Posted October 2, 2008

Maraea Morris stood on the edge of the crowd one Sunday in 1886. She watched as three young men sang and marched down the middle of Gladstone Road, Gisborne, in their Salvation Army uniforms and into a hall.

Hesitant to enter the hall, yet wanting to know more about this Salvation Army she knew only a little about, Maraea slipped in beside a Wesleyan minister. Inside she heard Ernest Holdaway reading the last chapter of Revelation. The words had a profound affect on her.

Born to an Irishman, William Morris, and Puihi Te Umutapu, a Maori woman of rank in 1844, Maraea spent her childhood in and around her father’s public-house.

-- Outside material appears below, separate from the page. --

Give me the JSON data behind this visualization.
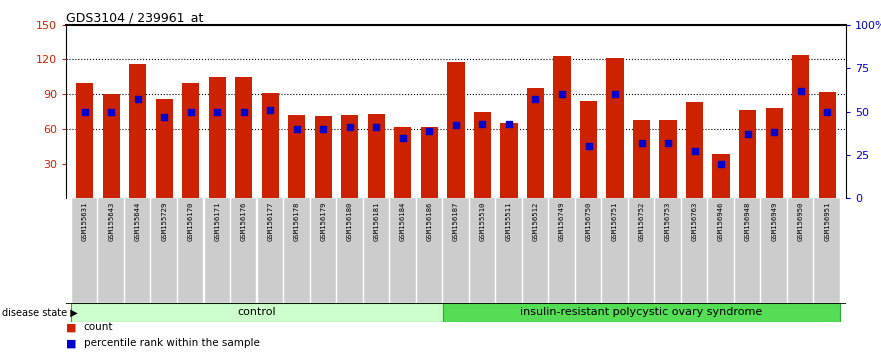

Then at age nine she was sent to the Three Kings Native Institution, a Wesleyan Mission, where she learned to read and write, pray and read the Bible. She returned home two years later.

Soon after her return, Maraea’s mother died and her father began to drink heavily. As home life became more and more unbearable she ran away to her mother’s tribe in Poverty Bay and began attending the Maori Church of England.

In 1863 she married a young chief named Pera Taihuka. Five years later, on the orders of Te Kooti, he was murdered before her eyes. She vowed she would not rest until she had revenge on Te Kooti.

While in captivity herself, she noticed that Te Kooti gave his orders in a drunken frenzy. One day he claimed to have received divine authority to make a human sacrifice. Maraea and another were chosen as his victims. Just as they were about to be killed a gunshot was heard. The rebels scattered and the two captives escaped.

Still filled with vengeance, Maraea moved from place to place searching for Te Kooti, unable to find him. Her desire for revenge had darkened her life. Then, she heard Captain Holdaway reading that passage from Revelation. 

Her heart was stubborn and she struggled with her anger. She was asked to forgive Te Kooti but flatly refused. The captain prayed for her and the light broke through her darkness. Crying out to God for forgiveness she pardoned Te Kooti—she knew she was saved.

She was later commissioned as colour sergeant at Gisborne Corps, and went on to represent Maori in The Salvation Army in Gisborne and Wanganui, and at Congress in Melbourne. She died in 1907 after an accident with a horse and gig.